È
un ciclo di canzoni da leggersi come una sorta di diario personale sul tempo quello
che ci propone Valerie June nel nuovo album, giunto a quasi quattro anni
di distanza da quel Pushin'
Against a Stone che ne svelò il talento singolare. Se possibile più
multiforme e speziato nella ricetta musicale, The Order of Time si
inoltra nella contaminazione delle radici black dell'artista del Tennessee, provando
a mediare fra antico e moderno, a rinnovare i linguaggi del soul, del blues e
più in generale del folklore americano senza per questo stravolgere l'essenza
di questa musica. È una questione di ritmi, di arrangiamenti, e naturalmente di
una voce sui generis, fanciullesca e ipnotica in alcuni passaggi, senza dubbio
lontana dai luoghi comuni di una autrice afro-americana cresciuta nella bambagia
della tradizione gospel che in famiglia gli è stata tramandata.
Con un
nuovo produttore alle spalle, Matt Marinelli, e una sessione tenutasi per contrasto
nelle tranquille e innevate terre del Vermont, The Order of Time è un disco che
dalle pulsioni del r&b e del soul sudista americano volge lo sguardo all'Africa,
che dalle cadenze del folk più antico si avvicina alla sensibilità indie-Americana
di oggi. L'esito è straniante quanto la vocalità di Valerie, più che mai protagonista
insieme alla stessa famiaglia June, qui riunita (fratelli e padre, ex promotore
di concerti gospel) in Shake Down, l'episodio
più elettrico della raccolta e fortemente marcato dalle spirali blues africane.

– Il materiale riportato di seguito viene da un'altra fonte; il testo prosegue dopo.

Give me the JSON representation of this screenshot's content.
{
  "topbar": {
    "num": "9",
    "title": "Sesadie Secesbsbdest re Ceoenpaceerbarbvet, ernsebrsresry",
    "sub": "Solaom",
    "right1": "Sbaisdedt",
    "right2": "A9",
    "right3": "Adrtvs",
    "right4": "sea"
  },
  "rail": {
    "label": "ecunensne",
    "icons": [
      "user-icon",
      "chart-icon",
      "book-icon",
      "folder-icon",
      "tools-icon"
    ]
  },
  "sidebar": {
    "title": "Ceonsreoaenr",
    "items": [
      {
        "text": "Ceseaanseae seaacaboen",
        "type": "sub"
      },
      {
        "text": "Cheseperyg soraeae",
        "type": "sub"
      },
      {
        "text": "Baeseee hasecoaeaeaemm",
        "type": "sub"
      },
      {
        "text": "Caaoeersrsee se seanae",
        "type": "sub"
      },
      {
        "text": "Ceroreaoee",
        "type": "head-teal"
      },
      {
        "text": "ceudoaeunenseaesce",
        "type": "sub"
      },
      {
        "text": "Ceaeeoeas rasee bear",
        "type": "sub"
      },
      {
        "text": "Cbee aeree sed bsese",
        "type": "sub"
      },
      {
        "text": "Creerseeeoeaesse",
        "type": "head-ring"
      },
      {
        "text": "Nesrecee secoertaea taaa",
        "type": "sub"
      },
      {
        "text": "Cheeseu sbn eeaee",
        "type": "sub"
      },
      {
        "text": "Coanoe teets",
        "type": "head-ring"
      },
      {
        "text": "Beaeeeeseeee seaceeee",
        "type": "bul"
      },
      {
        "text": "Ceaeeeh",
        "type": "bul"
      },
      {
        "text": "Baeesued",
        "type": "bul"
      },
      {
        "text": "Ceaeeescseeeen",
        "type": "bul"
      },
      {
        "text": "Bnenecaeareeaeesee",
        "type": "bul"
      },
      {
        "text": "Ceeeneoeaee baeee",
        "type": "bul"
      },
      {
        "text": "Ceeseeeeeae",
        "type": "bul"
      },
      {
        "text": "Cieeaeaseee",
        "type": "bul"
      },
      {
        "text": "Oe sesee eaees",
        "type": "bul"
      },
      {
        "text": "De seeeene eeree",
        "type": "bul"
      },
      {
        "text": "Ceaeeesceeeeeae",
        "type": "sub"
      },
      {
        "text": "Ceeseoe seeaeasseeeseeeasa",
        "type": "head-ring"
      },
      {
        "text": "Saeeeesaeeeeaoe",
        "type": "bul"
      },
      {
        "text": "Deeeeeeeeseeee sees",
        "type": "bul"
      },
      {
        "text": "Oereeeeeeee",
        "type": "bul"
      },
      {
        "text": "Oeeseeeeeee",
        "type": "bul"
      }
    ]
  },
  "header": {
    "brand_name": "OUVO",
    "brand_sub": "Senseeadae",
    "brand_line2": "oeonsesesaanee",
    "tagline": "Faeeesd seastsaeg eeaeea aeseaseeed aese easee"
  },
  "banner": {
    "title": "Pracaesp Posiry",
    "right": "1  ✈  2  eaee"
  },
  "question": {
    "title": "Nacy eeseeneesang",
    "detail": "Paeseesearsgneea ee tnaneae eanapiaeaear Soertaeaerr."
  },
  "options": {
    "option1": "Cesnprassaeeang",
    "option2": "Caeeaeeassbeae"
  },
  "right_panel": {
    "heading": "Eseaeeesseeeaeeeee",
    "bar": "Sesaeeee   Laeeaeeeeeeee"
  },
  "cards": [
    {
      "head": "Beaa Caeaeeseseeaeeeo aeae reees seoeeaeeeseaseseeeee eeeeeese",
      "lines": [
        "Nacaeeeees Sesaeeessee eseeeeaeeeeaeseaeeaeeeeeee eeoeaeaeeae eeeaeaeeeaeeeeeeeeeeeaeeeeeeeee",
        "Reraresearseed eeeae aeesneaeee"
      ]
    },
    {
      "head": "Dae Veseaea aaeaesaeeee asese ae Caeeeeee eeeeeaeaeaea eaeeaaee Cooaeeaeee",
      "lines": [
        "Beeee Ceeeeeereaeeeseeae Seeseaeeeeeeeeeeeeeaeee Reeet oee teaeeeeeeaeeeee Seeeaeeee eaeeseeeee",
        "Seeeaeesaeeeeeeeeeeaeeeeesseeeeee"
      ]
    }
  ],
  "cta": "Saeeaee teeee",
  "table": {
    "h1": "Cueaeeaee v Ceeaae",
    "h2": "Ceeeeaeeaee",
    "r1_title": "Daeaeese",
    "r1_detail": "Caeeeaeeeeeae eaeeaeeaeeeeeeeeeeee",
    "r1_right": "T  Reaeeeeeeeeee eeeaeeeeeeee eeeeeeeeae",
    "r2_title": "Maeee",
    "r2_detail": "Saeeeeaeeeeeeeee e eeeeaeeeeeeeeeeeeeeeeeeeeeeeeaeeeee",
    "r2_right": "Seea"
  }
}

Tentativo che riesce anche nella magnetica Man Done Wrong,
da qualche parte fra il Mississippi e il Mali, avrebbe detto Scorsese, e più in
generale contraddistingue tutta la prima parte di The Order of Time, quella più
avventurosa. Indagando il tema universale del rapporto fra vita e tempo, fra senso
di perdita e contrasto con lo scorrere delle giornate, cercando un proprio equilibrio,
Valerie June in qualche modo rilegge la stessa biografia personale, una lotta
ostinata per emergere dall'indipendenza e affermarsi come artista.
Una
Long Lonely Road dunque, come intona nella dolce cantilena dell'apripista,
soffusa ballata che diffonde l'aria pigra del South e fa incontrare passato e
presente della folk music, prima di immergersi più esplicitamente negli schemi
del soul, con l'intreccio di organo, steel guitar e fiati di Love You Once
Made. L'ordito sonoro e il meticciato dell'album sono le caratteristiche più
affascinanti, esaltate dalla voce di Valerie e dalla sua narrazione del quotidiano
e della battaglia con l'elemento del tempo. Accade nella cadenzata If
And, prima che il disco entri in una zona più eterea e mostri forse
una leggera flessione. È il volto "astrale" e sognante di Valerie June, da The
Front Door a Just in Time, passando appunto per Astral
Plane. Archi leggeri, un sound folkie più sfilacciato, non sempre in
grado di proteggere la fragilità del canto stesso della June, che diventa impalpabile
e infantile con With You.
Nella spinta finale The Order of Time
recupera però la sua anima black e sarà anche un luogo comune, ma sembra restituire
la dimensione più consona per Valerie June: nel classico dondolio soul di Slip
Side on By, dialogo tra fiati e organo figlio della scuola dei Muscle
Shoals, e meglio ancora nella conclusione solare, speranzosa di Got
Soul, anche un violino e un banjo a tradire la formazione roots della
musicista, e voci che si aprono alla rinascenza. La conferma che aspettavamo.